Reading this interview, he's all about playing the game and getting the limelight. Nice to see someone wanting to play first team football but he must realise just how far behind Shay Given he actually is in terms of development and sheer ability not to mention 10 years younger. Keepers used to wait until mid till late 20's in the past, not any more and I can see Shay been our first choice keeper for another 5 years.
"There are too many haters," says Joe Hart, spreading out his 6ft 3in frame on a training-ground bench and reflecting on the way Manchester City, to borrow a line from Noel Gallagher, were once the club for whom every London cabbie had a soft spot and are now the one they dislike the most. "There are too many bitter people.
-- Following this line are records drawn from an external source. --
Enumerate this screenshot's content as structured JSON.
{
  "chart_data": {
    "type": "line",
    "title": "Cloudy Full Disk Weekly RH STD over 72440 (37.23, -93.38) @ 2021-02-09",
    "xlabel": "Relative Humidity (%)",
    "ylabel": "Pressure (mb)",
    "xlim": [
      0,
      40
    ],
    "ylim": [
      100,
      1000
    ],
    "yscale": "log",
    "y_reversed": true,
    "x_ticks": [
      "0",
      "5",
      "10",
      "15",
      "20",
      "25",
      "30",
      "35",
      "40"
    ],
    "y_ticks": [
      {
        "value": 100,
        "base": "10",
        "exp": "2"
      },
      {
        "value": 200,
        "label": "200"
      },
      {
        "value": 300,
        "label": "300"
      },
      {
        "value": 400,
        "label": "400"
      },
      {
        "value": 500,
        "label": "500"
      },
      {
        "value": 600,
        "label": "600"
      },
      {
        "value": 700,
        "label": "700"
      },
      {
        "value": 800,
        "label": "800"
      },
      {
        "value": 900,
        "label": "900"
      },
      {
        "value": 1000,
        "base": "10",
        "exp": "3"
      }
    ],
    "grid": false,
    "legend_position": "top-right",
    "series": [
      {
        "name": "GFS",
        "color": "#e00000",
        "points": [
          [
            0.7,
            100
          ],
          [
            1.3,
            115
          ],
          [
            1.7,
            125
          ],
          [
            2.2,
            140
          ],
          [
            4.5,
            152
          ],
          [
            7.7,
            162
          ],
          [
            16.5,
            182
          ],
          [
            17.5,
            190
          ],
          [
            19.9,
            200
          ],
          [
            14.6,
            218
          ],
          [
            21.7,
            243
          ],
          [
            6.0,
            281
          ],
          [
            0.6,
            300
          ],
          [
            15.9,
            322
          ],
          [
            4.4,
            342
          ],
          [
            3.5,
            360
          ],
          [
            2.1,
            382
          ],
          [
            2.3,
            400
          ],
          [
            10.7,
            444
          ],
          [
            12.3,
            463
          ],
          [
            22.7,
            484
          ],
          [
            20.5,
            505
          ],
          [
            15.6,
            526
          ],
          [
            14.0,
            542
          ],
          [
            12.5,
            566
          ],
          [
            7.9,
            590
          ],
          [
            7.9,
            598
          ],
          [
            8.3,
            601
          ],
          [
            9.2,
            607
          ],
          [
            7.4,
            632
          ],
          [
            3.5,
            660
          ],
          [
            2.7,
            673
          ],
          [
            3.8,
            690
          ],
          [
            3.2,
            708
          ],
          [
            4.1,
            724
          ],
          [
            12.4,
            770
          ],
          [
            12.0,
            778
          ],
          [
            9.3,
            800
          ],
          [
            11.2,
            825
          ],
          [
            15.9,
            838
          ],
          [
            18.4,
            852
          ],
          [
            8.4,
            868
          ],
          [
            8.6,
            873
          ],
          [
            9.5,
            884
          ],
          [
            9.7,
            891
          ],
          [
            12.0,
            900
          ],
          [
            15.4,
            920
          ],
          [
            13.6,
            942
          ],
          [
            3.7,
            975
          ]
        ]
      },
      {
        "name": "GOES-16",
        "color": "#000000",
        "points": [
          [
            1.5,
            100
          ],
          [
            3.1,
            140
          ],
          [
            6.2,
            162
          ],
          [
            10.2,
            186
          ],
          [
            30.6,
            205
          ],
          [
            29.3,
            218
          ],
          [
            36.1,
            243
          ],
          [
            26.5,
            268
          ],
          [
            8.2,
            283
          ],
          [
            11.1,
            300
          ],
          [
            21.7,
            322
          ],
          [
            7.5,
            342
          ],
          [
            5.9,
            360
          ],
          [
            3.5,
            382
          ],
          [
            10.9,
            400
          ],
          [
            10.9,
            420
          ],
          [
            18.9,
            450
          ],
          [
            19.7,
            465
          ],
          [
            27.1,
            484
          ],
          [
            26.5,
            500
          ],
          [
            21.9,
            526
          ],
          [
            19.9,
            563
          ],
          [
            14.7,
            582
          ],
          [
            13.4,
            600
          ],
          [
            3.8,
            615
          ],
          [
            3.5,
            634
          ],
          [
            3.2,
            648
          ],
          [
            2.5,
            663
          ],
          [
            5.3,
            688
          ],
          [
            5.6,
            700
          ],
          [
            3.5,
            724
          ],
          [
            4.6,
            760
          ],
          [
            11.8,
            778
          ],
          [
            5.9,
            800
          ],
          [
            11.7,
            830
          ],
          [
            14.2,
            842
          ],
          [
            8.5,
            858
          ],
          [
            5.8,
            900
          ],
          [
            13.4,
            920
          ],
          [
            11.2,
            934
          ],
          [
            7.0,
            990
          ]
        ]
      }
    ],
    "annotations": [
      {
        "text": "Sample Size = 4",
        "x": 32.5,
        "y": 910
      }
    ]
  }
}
Too much jealousy. Everyone wants to knock them down but I hope they do really well. They have not broken any rules. They have paid the money, they are not doing it with backhanders, it's legitimate money. So good luck to them, I say."
"People say to me, 'Well, it's a World Cup year so you had to do this now' and I know where they are coming from but, honestly, that wasn't the thinking behind this move," he says. "The World Cup could have been this summer or three years away and I still would have wanted to get a new club. I had to play, you see. It's job satisfaction and I've got that here. The manager has been great to me and given me the opportunity to play straight away; that's the whole point of being in this industry, isn't it? To play, to be in the limelight, to enjoy the game. But that had gone for me at Man City."
"I just laughed," he says, but he is shaking his head when he says it. "I didn't know what to think, to be honest. I'd heard people talking about it happening. It was in the papers. So I approached people at the club and asked if it was true. They said, 'Nothing is final and ra ra ra.' Then, right at the end of January, Shay was training with us. I just had to accept it because what else could I do? I just thought, 'Whatever!' But there was no point being bitter or stroppy about it.
"I was comfortable about how I had done. OK, I wasn't perfect, but which goalkeeper is? I still felt I had been playing well but he [Mark Hughes] felt he had to bring in another goalkeeper and I suppose it his job to make those decisions. What I would say is that everyone else I spoke to at that time was really supportive. All the supporters were really appreciative of what I had done and how I had been playing."
"There's no guarantee I will ever play for them again," Hart says. "I would love to but, if I'm not needed, then fair enough. I'm at Birmingham now and I've got nothing to do with Manchester City any more. I still find myself supporting them, their result is the first one I look for and I want the lads to do well, but Birmingham are my priority now. I want to do well for myself, I want to do well for Birmingham and if that means I get another chance with England, that's perfect for everyone."